11th March 2019 | Words by Jack Hart @ WildBounds HQ
The continued destruction of our world’s wild places through human-caused global warming and deforestation is nothing short of a travesty, and yet it continues nonetheless. On the whole, the outdoor industry’s response has been positive, ushering in a flurry of recycled fabrics, local manufacturing and ethical practises, but far more is needed. It’s the reason Chris Packham created his A People’s Manifesto For Wildlife. It’s the reason that we created our Eco-Friendly Collection. It’s also the reason why Adventure Uncovered exists.
In many ways, outdoor adventure and environmentalism have a conflicted relationship – encouraging people to engage with the natural world is imperative to helping them flourish as human beings, and yet shepherding more and more tourists into wild places damages their often fragile ecosystems. It’s a double-edged sword that AU founder James Wight is only too aware of. “It’s a real conflict now, given the seriousness of the sustainability crisis,” he says. “Itchy feet and a sort of nomadic, wandering existence has always been a part of me [but] this year I’ve been more conscious of that and have had the pleasure of exploring more of the UK and Ireland, working on the project as I go along.”

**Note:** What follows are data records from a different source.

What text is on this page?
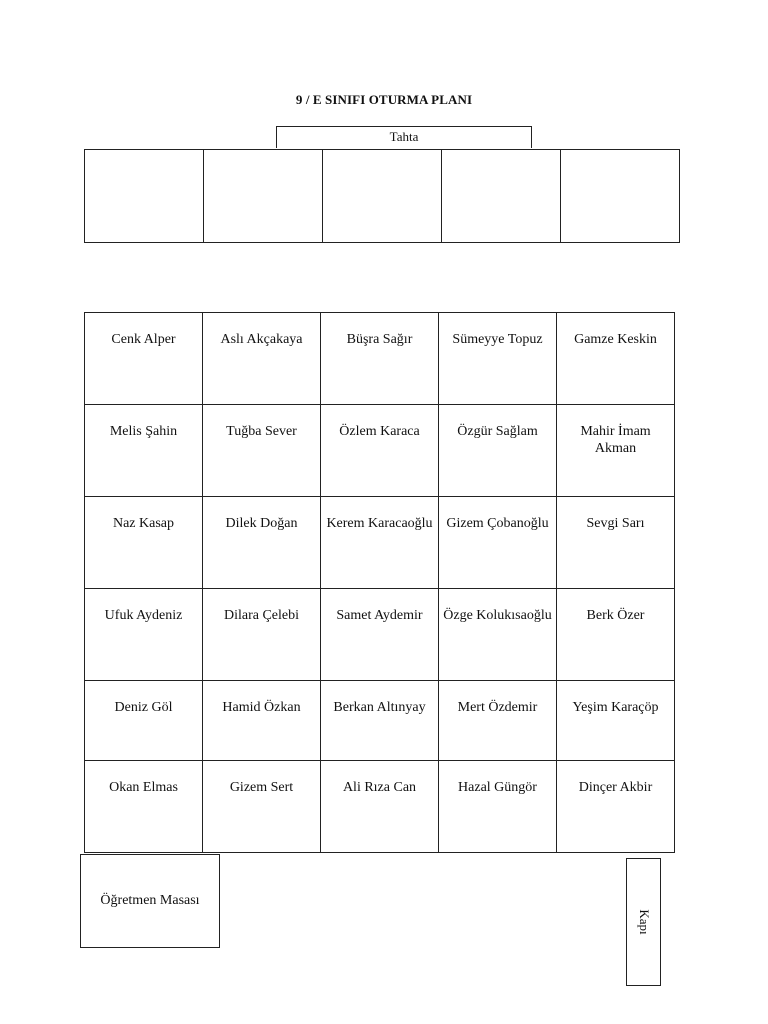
9 / E SINIFI OTURMA PLANI
Tahta

Cenk Alper	Aslı Akçakaya	Büşra Sağır	Sümeyye Topuz	Gamze Keskin
Melis Şahin	Tuğba Sever	Özlem Karaca	Özgür Sağlam	Mahir İmam Akman
Naz Kasap	Dilek Doğan	Kerem Karacaoğlu	Gizem Çobanoğlu	Sevgi Sarı
Ufuk Aydeniz	Dilara Çelebi	Samet Aydemir	Özge Kolukısaoğlu	Berk Özer
Deniz Göl	Hamid Özkan	Berkan Altınyay	Mert Özdemir	Yeşim Karaçöp
Okan Elmas	Gizem Sert	Ali Rıza Can	Hazal Güngör	Dinçer Akbir
Öğretmen Masası
Kapı
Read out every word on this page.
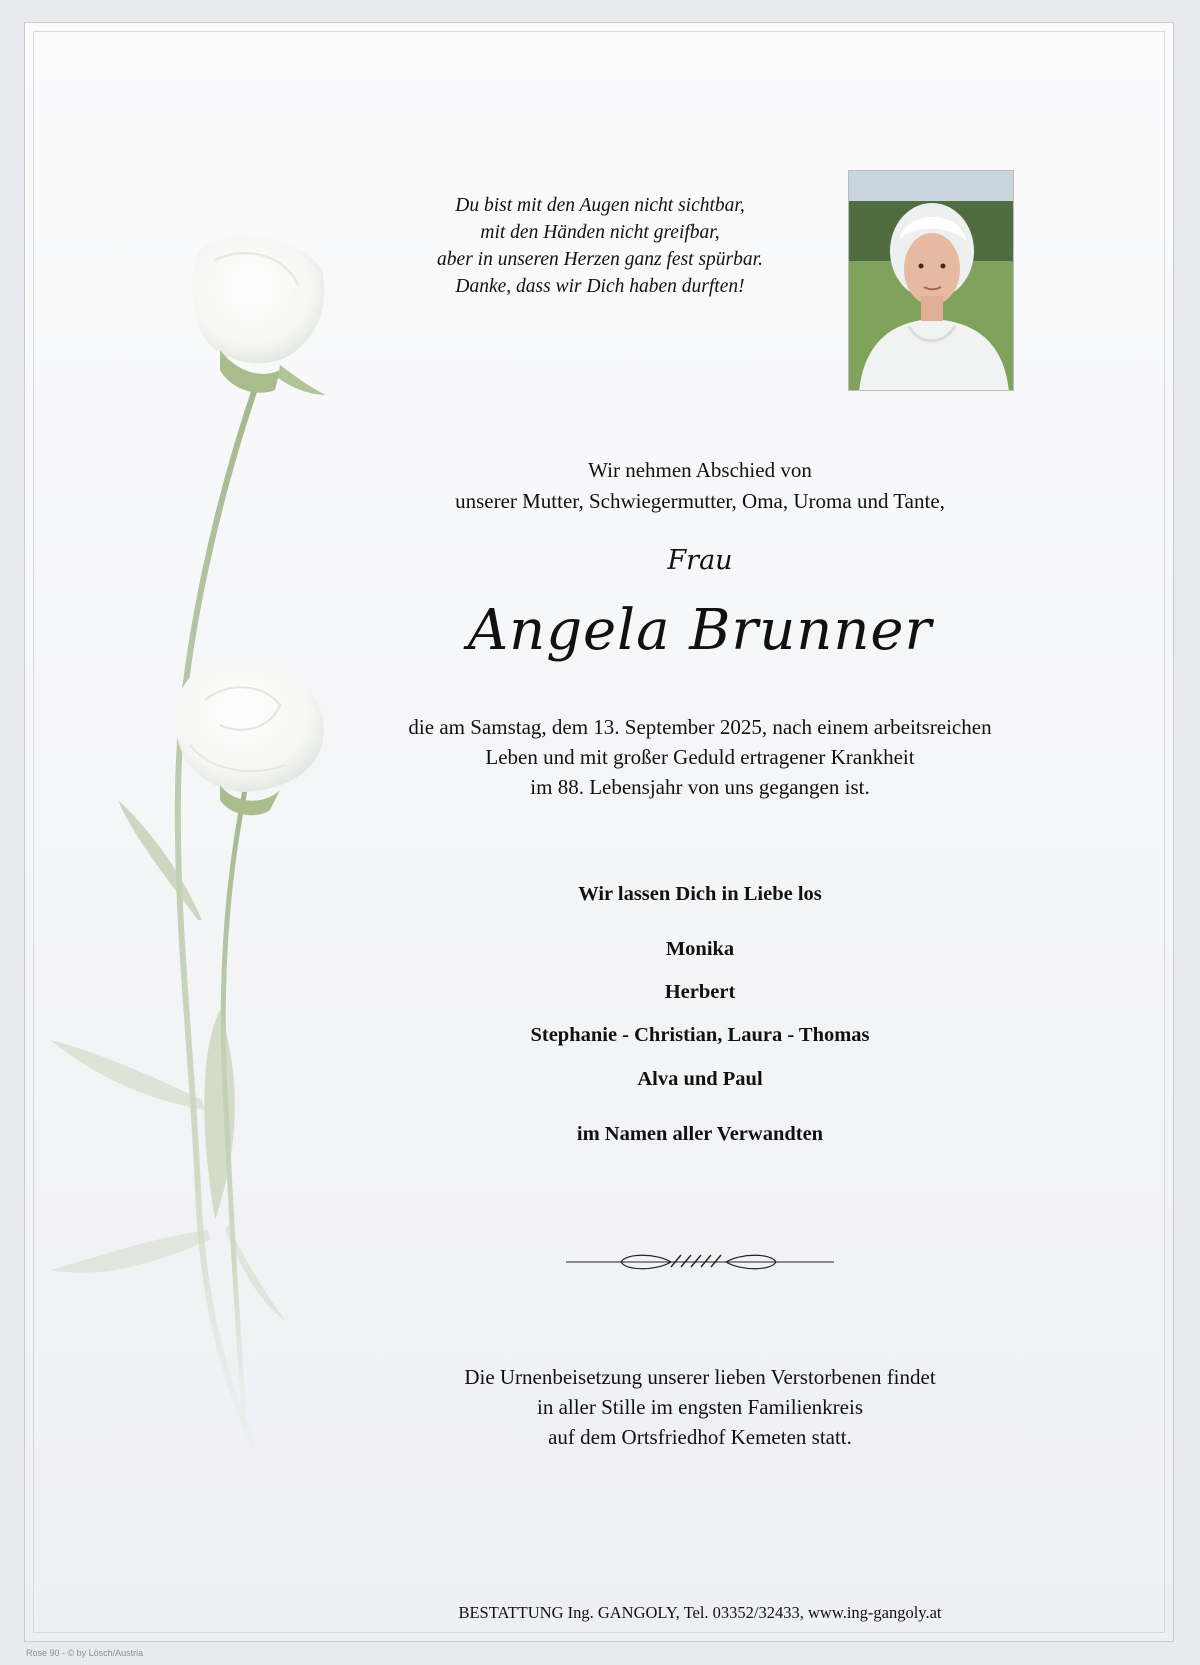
Du bist mit den Augen nicht sichtbar,
mit den Händen nicht greifbar,
aber in unseren Herzen ganz fest spürbar.
Danke, dass wir Dich haben durften!
Wir nehmen Abschied von
unserer Mutter, Schwiegermutter, Oma, Uroma und Tante,
Frau
Angela Brunner
die am Samstag, dem 13. September 2025, nach einem arbeitsreichen
Leben und mit großer Geduld ertragener Krankheit
im 88. Lebensjahr von uns gegangen ist.
Wir lassen Dich in Liebe los
Monika
Herbert
Stephanie - Christian, Laura - Thomas
Alva und Paul
im Namen aller Verwandten
Die Urnenbeisetzung unserer lieben Verstorbenen findet
in aller Stille im engsten Familienkreis
auf dem Ortsfriedhof Kemeten statt.
BESTATTUNG Ing. GANGOLY, Tel. 03352/32433, www.ing-gangoly.at
Rose 90 - © by Lösch/Austria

The “project” seems an odd way of describing something as varied and extensive as Adventure Uncovered (the platform regularly publishes new content online and holds several events each year, with more in the pipeline) but Wight definitely sees it as an incomplete article. “Our main focus is to continue building momentum and transform this experiment into a serious platform and business, and therefore [we need to] focus on the financial side of things or our longer-term goals and dreams won’t come to fruition”. At present, the team is a collective of part-timers and students pitching in when they can and gathering in shared workspaces, supported by a modest smattering of sponsors. “The team who are involved so far, however, have all been absolutely incredible: passionate and dedicated. Without them, we wouldn’t exist.”
What Adventure Uncovered have achieved in their short existence (Wight founded the project in 2015) is remarkable. Beyond their online platform, which boasts eloquently written articles exploring a range of environmental and social issues in outdoor adventure, their collection of events ranges from an annual film festival to immersive experiences in the outdoors. “As a human race, we’re transforming into ‘metro-sapiens’ and it’s really important to reconnect with nature,” he explains. “So they’re all about connection: humans and the environment. The events are not only adventurous but explore conservation and mental health.”
Their annual gathering of inquisitive minds and influential figures in the industry, AU Live, is hosted in the hopes of furthering environmental initiatives. “My initial idea for this was really a TED Talks for adventure and the outdoors,” muses Wight. “To really drive it forward I need funding and responsible corporate partners who are leading the way in sustainability. To date, Arc’teryx have been kind enough to provide that support, plus countless partners. I’m confident it will come good at some point with securing courageous founding partners who want to support us.”
Clearly, it’s an uphill struggle. Despite increased efforts from brands throughout the outdoor adventure sphere to improve their sustainability and engage with environmental issues, Wight hasn’t had it easy in creating the platform. “It’s been really hard making our events plastic-free and using local food suppliers – it’s expensive to be sustainable in a world driven by consumption. It’s worth investing, though, as the products and relationships you buy and build in this space are built to last.”
Perhaps because they’ve not had it all their way, Adventure Uncovered has been created as a strong, principled outfit with extensive connections throughout the outdoor industry. 2018’s AU Live was well-attended by figures from influential brands, Finisterre among them. They’ve got ambitious goals, true, but then picking a fight with the forces behind global warming was never going to easy. In just a few years, they’ve created an influential platform with clear goals, however tough it might be to realise them. Their next steps? “Watch this space.”